The Core Design Flaw
Varonis identified a critical design detail at the heart of the issue: all Dialogflow agents within the same GCP project that use Code Blocks share the same underlying Cloud Run execution environment. That environment runs with a write-enabled file system and under a user capable of modifying system files.
Researchers found that when the permission to configure Code Blocks was enabled on any single agent, it became possible to overwrite a key file responsible for executing Code Blocks via Python’s exec() function. Because no restrictions prevented arbitrary Python code from running, an attacker could inject malicious logic into that file, affecting every Code Block-enabled agent in the same project.
Attack Capabilities
Once the key file was modified, an attacker could achieve several serious outcomes:
- Session hijacking: Because injected code executed within the same
exec()scope, attackers had direct visibility into conversation variables and could intercept or impersonate legitimate conversation flows. - Phishing injection: Attackers could force agents to return attacker-controlled strings, including fake reauthentication prompts designed to harvest user credentials.

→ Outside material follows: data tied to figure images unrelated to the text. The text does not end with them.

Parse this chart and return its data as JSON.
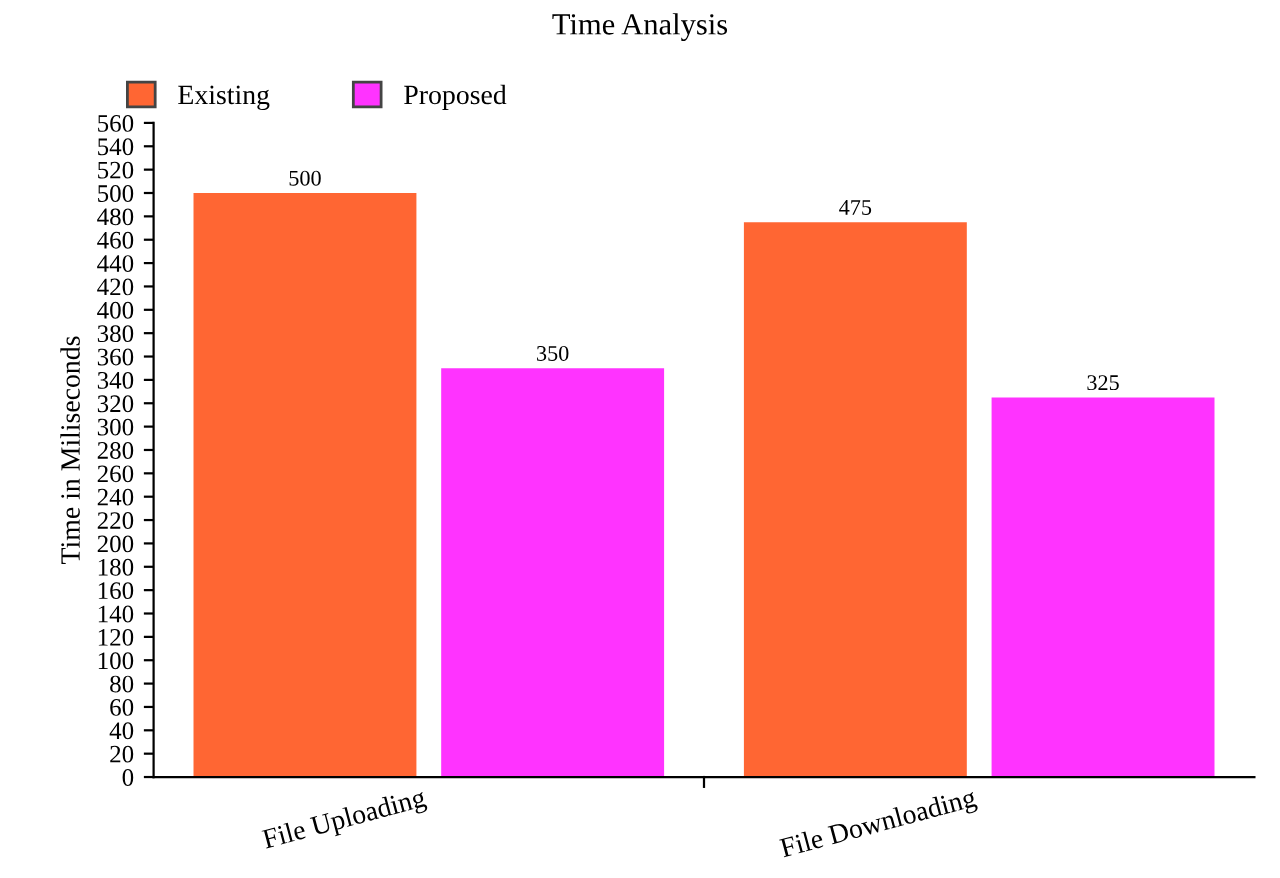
{
  "chart_data": {
    "type": "bar",
    "title": "Time Analysis",
    "ylabel": "Time in Miliseconds",
    "categories": [
      "File Uploading",
      "File Downloading"
    ],
    "series": [
      {
        "name": "Existing",
        "color": "#ff6633",
        "values": [
          500,
          475
        ]
      },
      {
        "name": "Proposed",
        "color": "#ff33ff",
        "values": [
          350,
          325
        ]
      }
    ],
    "ylim": [
      0,
      560
    ],
    "yticks": [
      0,
      20,
      40,
      60,
      80,
      100,
      120,
      140,
      160,
      180,
      200,
      220,
      240,
      260,
      280,
      300,
      320,
      340,
      360,
      380,
      400,
      420,
      440,
      460,
      480,
      500,
      520,
      540,
      560
    ],
    "data_labels": true,
    "legend": "top left",
    "grid": false
  }
}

- Data exfiltration: Live conversation content and data shared by users could be captured and sent to an external server.
- Persistence: Malicious logic could be written to re-modify the key file for every subsequent user interaction.

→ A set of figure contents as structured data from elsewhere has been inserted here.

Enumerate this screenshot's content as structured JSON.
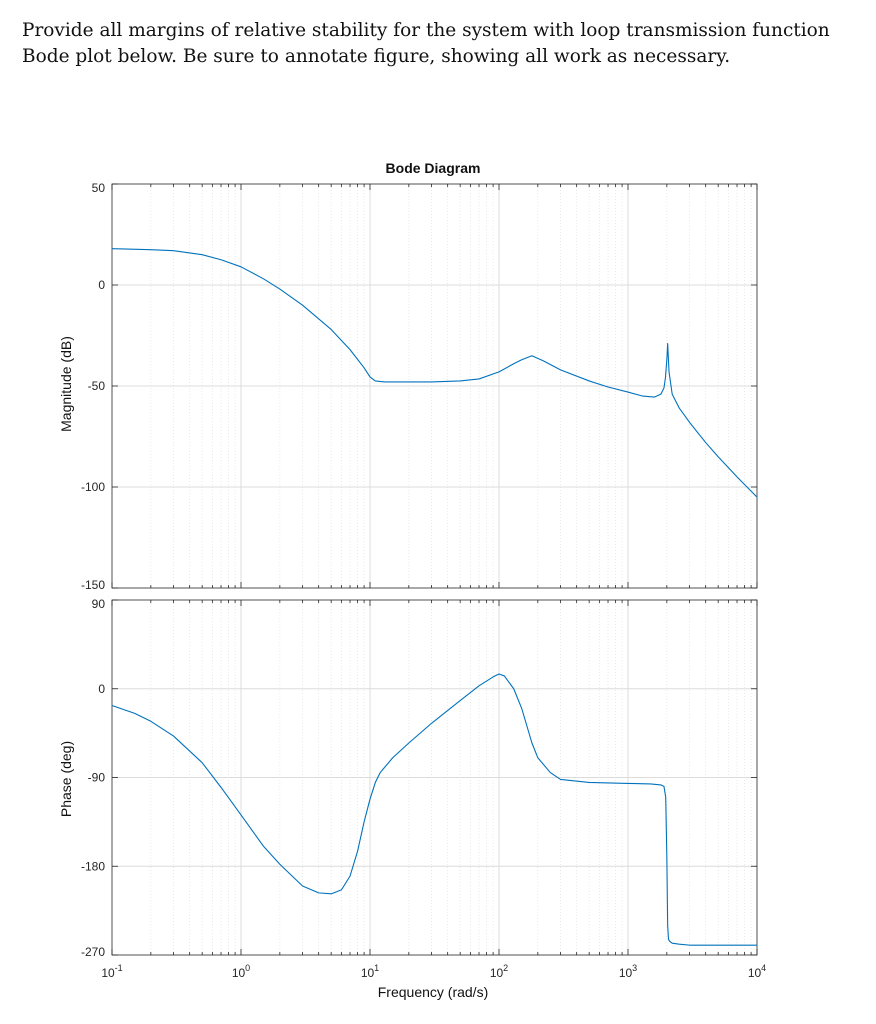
{
  "question": {
    "text": "Provide all margins of relative stability for the system with loop transmission function Bode plot below. Be sure to annotate figure, showing all work as necessary."
  },
  "chart_data": {
    "type": "line",
    "title": "Bode Diagram",
    "xlabel": "Frequency (rad/s)",
    "x_scale": "log",
    "xlim": [
      0.1,
      10000
    ],
    "x_ticks": [
      {
        "base": "10",
        "exp": "-1"
      },
      {
        "base": "10",
        "exp": "0"
      },
      {
        "base": "10",
        "exp": "1"
      },
      {
        "base": "10",
        "exp": "2"
      },
      {
        "base": "10",
        "exp": "3"
      },
      {
        "base": "10",
        "exp": "4"
      }
    ],
    "grid": true,
    "line_color": "#0072bd",
    "magnitude": {
      "ylabel": "Magnitude (dB)",
      "ylim": [
        -150,
        50
      ],
      "y_ticks": [
        "50",
        "0",
        "-50",
        "-100",
        "-150"
      ],
      "x": [
        0.1,
        0.2,
        0.3,
        0.5,
        0.7,
        1,
        1.5,
        2,
        3,
        5,
        7,
        9,
        10,
        11,
        13,
        20,
        30,
        50,
        70,
        100,
        130,
        150,
        180,
        220,
        300,
        500,
        700,
        1000,
        1300,
        1600,
        1800,
        1900,
        1950,
        2000,
        2030,
        2080,
        2200,
        2500,
        3000,
        4000,
        5000,
        7000,
        10000
      ],
      "values": [
        18,
        17.5,
        17,
        15,
        12.5,
        9,
        3,
        -2,
        -10,
        -22,
        -32,
        -41,
        -45.5,
        -47.5,
        -48,
        -48,
        -48,
        -47.5,
        -46.5,
        -43,
        -39,
        -37,
        -35,
        -37.5,
        -42,
        -47.5,
        -50.5,
        -53,
        -55,
        -55.5,
        -54,
        -51,
        -46,
        -37,
        -29,
        -43,
        -54,
        -61,
        -68,
        -78,
        -85,
        -95,
        -105
      ]
    },
    "phase": {
      "ylabel": "Phase (deg)",
      "ylim": [
        -270,
        90
      ],
      "y_ticks": [
        "90",
        "0",
        "-90",
        "-180",
        "-270"
      ],
      "x": [
        0.1,
        0.15,
        0.2,
        0.3,
        0.5,
        0.7,
        1,
        1.5,
        2,
        3,
        4,
        5,
        6,
        7,
        8,
        9,
        10,
        11,
        12,
        15,
        20,
        30,
        50,
        70,
        90,
        100,
        110,
        130,
        150,
        180,
        200,
        250,
        300,
        500,
        1000,
        1500,
        1800,
        1900,
        1960,
        2000,
        2030,
        2060,
        2100,
        2200,
        2500,
        3000,
        5000,
        10000
      ],
      "values": [
        -17,
        -25,
        -33,
        -48,
        -75,
        -100,
        -128,
        -160,
        -178,
        -200,
        -207,
        -208,
        -204,
        -190,
        -165,
        -135,
        -112,
        -95,
        -85,
        -70,
        -55,
        -35,
        -12,
        3,
        12,
        15,
        13,
        0,
        -20,
        -55,
        -70,
        -85,
        -92,
        -95,
        -96,
        -96.5,
        -97.5,
        -99,
        -110,
        -170,
        -240,
        -254,
        -256,
        -258,
        -259,
        -260,
        -260,
        -260
      ]
    }
  }
}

- Stealth: The file modification produced no log entries, making the compromise effectively invisible to defenders.
Additional Exposure: IMDS and VPC Controls Bypassed
Varonis also found that the Cloud Run environment’s Instance Metadata Service (IMDS) could be queried to retrieve access tokens for a Google-managed service account. Additionally, the researchers were able to establish a bidirectional communication channel to an external server, bypassing VPC Service Controls that organizations rely on to enforce data perimeter boundaries.
Disclosure and Remediation
Varonis reported the vulnerability to Google Cloud in November 2025. An initial patch was released in April, with a complete fix confirmed in June. Organizations using Dialogflow CX for customer-facing or sensitive data workflows should verify they are running on the fully patched platform and review Code Block permissions assigned to agents within shared GCP projects.